Vahşi doğa, Antartika'nın buzulları ya da en derin okyanus uçurumları...

Mikroplastikler insan eliyle her yere yayıldı.

Bu nedenle plastiği de yememiz şaşırtıcı değil.

Yeni bir çalışma, mikroplastiklerle ilgili şaşırtıcı bir sonuç ortaya çıkardı.

Bebeklerin bağırsaklarında aynı bölgede yaşayan yetişkinlere göre daha fazla mikroplastik konsantrasyonu olduğu görüldü.

New York'ta 1 yaşındaki 6 bebeğin dışkısında ortalama olarak 10 yetişkinin dışkısından daha fazla mikroplastik bulundu.

Bu arada 3 yenidoğanının mekonyumu (en erken dışkı) yetişkinlerinkine daha yakın konsantrasyonlara sahip.

Mikroplastikleri nasıl yiyor, içiyor ve soluyoruz?

[Mikroplastikleri nasıl yiyor, içiyor ve soluyoruz?]

Binlerce mikroplastik parçacığına maruz kalıyoruz

İngiltere merkezli Çevresel Bilim ve Teknoloji dergisinde yayınlanan bir makaleye göre , her yıl 74 bin ila 121 bin mikroplastik parçacığını farkına varmadan yiyor, içiyor, hatta soluyoruz.

Bu plastik parçacıklarının en büyük kaynağı ise plastik şişelerdeki sular. Sıcak hava bu kaynağı daha etkili hale getiriyor.

Plastik şişelerin haricinde kişisel bakım ürünlerinde, deniz ürünlerinde, sofrada kullandığımız şekerlerde ve tuzlarda hatta soluduğumuz havada bile bol miktarda mikroplastik parçacık bulunuyor.

Uzmanlar bu parçacıkların organlara zarar verebileceğini ve bağışıklık sistemini etkileyebileceğini söylüyor. Mikroplastiklerin insan sağlığına olan etkilerine yönelik araştırmalar artarak devam ediyor.

Mikroplastikten nasıl korunabiliriz?

Mikroplastik parçacıklara daha az maruz kalmak için atılacak en önemli adım daha az plastik ürün kullanmak.

Bireysel olarak kullandığımız plastik miktarını azaltmak uzun vadede büyük fark yaratabilir.

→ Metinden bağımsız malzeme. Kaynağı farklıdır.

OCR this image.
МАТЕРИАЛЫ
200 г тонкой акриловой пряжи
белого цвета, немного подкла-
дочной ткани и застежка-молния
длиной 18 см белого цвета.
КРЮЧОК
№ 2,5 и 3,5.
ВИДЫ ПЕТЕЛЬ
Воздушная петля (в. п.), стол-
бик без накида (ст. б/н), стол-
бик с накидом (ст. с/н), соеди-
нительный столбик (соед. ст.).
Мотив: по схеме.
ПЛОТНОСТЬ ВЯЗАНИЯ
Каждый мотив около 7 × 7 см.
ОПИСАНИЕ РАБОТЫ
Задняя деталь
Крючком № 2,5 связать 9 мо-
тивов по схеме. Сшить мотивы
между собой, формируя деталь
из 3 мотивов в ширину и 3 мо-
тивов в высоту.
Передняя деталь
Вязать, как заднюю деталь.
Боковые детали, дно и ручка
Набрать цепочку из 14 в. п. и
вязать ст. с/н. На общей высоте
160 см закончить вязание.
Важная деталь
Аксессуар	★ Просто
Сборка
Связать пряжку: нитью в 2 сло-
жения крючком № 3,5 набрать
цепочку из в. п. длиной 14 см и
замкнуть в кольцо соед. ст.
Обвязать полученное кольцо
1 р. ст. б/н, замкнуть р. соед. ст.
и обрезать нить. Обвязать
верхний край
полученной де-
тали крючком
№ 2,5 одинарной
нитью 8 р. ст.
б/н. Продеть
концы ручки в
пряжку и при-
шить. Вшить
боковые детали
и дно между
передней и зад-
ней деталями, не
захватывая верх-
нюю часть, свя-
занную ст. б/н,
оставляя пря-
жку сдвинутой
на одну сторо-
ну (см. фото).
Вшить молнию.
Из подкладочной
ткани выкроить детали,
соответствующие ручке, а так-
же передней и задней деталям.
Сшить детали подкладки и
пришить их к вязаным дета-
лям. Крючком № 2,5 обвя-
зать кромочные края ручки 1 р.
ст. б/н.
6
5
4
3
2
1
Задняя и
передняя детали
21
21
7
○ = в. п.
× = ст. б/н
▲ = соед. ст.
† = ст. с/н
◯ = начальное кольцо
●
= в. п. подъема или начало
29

Paketlenmiş abur cuburları kesebilir, şişelenmiş su satın almayı durdurabilir ve
ambalajsız meyve ve sebze almayı tercih edebilirsiniz.

Kişisel bakım ürünlerinde plastik içermeyenleri tercih edebilir, tekstil ürünlerinde doğal olanlara yönelebilirsiniz.